On January 1946, an organization dedicated solely for educational employments called FISE (Féderation International Syndicale des Enseignants) was established in Paris, France.

In 1949, at Vacsava international conference, the FISE organization officially announced a charter regarding teachers and educational employees that included 15 chapters in total. The charter’s content mainly revolved around the fight between modern education systems against its bourgeois and feudal counterpart; protecting the legitimate substantial and mental rights of everyone involvements in educational field.

Form the 26th to 30th of August 1957, FISE had 57 countries in total participations, including Vietnam.

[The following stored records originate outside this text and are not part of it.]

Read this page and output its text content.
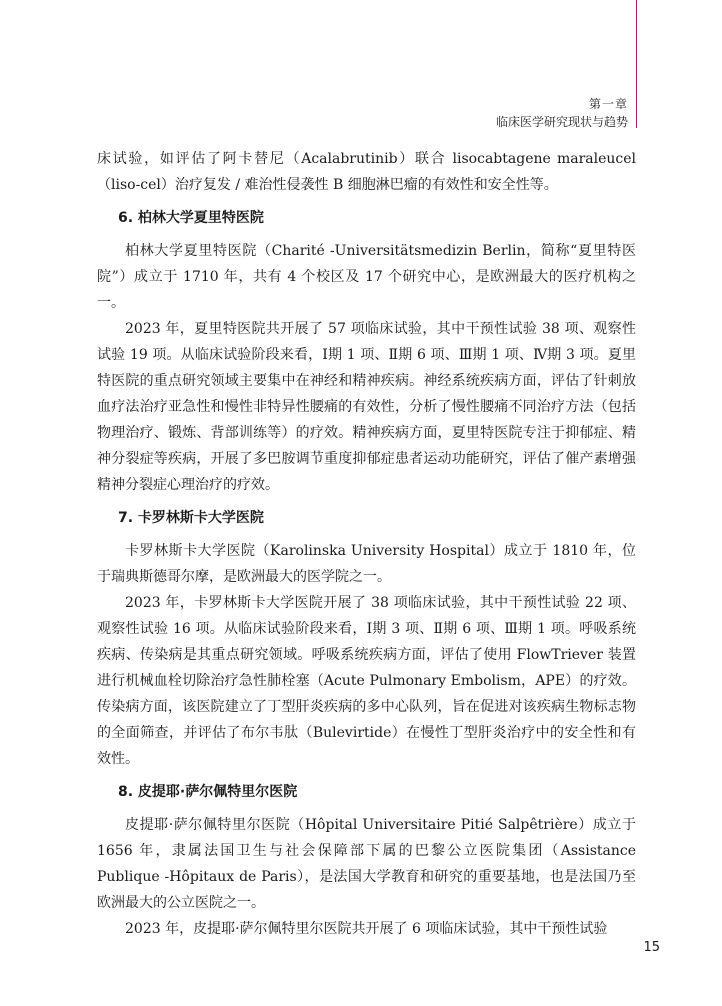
第一章
临床医学研究现状与趋势

床试验，如评估了阿卡替尼（Acalabrutinib）联合 lisocabtagene maraleucel（liso-cel）治疗复发 / 难治性侵袭性 B 细胞淋巴瘤的有效性和安全性等。

6. 柏林大学夏里特医院

柏林大学夏里特医院（Charité -Universitätsmedizin Berlin，简称“夏里特医院”）成立于 1710 年，共有 4 个校区及 17 个研究中心，是欧洲最大的医疗机构之一。

2023 年，夏里特医院共开展了 57 项临床试验，其中干预性试验 38 项、观察性试验 19 项。从临床试验阶段来看，Ⅰ期 1 项、Ⅱ期 6 项、Ⅲ期 1 项、Ⅳ期 3 项。夏里特医院的重点研究领域主要集中在神经和精神疾病。神经系统疾病方面，评估了针刺放血疗法治疗亚急性和慢性非特异性腰痛的有效性，分析了慢性腰痛不同治疗方法（包括物理治疗、锻炼、背部训练等）的疗效。精神疾病方面，夏里特医院专注于抑郁症、精神分裂症等疾病，开展了多巴胺调节重度抑郁症患者运动功能研究，评估了催产素增强精神分裂症心理治疗的疗效。

7. 卡罗林斯卡大学医院

卡罗林斯卡大学医院（Karolinska University Hospital）成立于 1810 年，位于瑞典斯德哥尔摩，是欧洲最大的医学院之一。

2023 年，卡罗林斯卡大学医院开展了 38 项临床试验，其中干预性试验 22 项、观察性试验 16 项。从临床试验阶段来看，Ⅰ期 3 项、Ⅱ期 6 项、Ⅲ期 1 项。呼吸系统疾病、传染病是其重点研究领域。呼吸系统疾病方面，评估了使用 FlowTriever 装置进行机械血栓切除治疗急性肺栓塞（Acute Pulmonary Embolism，APE）的疗效。传染病方面，该医院建立了丁型肝炎疾病的多中心队列，旨在促进对该疾病生物标志物的全面筛查，并评估了布尔韦肽（Bulevirtide）在慢性丁型肝炎治疗中的安全性和有效性。

8. 皮提耶·萨尔佩特里尔医院

皮提耶·萨尔佩特里尔医院（Hôpital Universitaire Pitié Salpêtrière）成立于 1656 年，隶属法国卫生与社会保障部下属的巴黎公立医院集团（Assistance Publique -Hôpitaux de Paris），是法国大学教育和研究的重要基地，也是法国乃至欧洲最大的公立医院之一。

2023 年，皮提耶·萨尔佩特里尔医院共开展了 6 项临床试验，其中干预性试验

15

In the end, Vietnam decided to choose November 20th annually as its Teachers’ Day.

“So this Teachers’ Day – forget the bad, horrible, mean teachers and pay your respects to the people who make your lives richer with knowledge, smarter with skills and wiser with good words about life and how to become the person you are destined to be.” Said Stivi Cooke – an English teacher based in central Vietnam.

Vietnamese’s Teachers’ Day is a very meaningful and noble day.

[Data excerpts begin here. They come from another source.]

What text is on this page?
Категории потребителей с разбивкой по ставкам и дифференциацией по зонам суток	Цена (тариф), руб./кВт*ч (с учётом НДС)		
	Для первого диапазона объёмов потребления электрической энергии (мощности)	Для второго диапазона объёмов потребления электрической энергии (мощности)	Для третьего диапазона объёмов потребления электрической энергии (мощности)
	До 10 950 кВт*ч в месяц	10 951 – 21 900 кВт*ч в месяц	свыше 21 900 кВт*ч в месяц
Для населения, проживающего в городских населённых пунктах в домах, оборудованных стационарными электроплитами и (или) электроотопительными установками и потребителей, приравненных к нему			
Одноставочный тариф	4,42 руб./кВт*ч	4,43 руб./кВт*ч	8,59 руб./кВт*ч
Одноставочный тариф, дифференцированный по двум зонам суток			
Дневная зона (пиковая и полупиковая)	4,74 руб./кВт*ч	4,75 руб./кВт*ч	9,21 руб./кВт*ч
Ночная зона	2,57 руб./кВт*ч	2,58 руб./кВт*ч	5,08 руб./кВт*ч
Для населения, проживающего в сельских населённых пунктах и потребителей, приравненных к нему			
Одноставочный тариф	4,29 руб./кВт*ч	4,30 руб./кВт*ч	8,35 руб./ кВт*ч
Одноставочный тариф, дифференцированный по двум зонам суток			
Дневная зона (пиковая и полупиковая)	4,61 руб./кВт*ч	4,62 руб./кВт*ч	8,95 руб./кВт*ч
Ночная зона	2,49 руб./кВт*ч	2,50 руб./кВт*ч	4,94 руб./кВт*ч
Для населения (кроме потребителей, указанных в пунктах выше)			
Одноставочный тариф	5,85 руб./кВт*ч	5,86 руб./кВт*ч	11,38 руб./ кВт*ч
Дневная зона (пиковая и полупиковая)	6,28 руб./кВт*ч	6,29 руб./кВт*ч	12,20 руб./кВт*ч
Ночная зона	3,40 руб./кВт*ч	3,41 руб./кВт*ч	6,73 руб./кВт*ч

On November 20th 1982, the first nationwide celebration was grandly held. From that day on, the particular 20th has become one of the most traditional and important day for its country education sector, honoring every single individual that has contributed to the development of said sector and their achievements to grow the new future, their students.

Students from all around the country showing their respects by either giving gifts or revising their old mentors and proudly present their successes in life to show gratitude’s and let their mentors know that their efforts has not been in vain. Not only students, parents and the government also take time and efforts to honor and celebrate everyone in the education field. The celebration is not limited solely in words but also in mass media and all sorts of real life means.

“Respected moral venerated teacher” is also ways in the Vietnamese’s mind as a way to remember who they are, how they came to be and that their successes are not their own but many other’s as well. With that, let’s us all joins hand and make the most out of the upcoming holiday.

“Having worked with a lot of local educational institutions, I know firsthand what it’s like to teach big classes of thirty or forty students with only overhead fans to keep us from dying on our textbooks. It’s quite embarrassing for me to teach with sweat running down my face and chalk spattered across my nice shirt – it ruins my credibility.” Stivi Cooke added.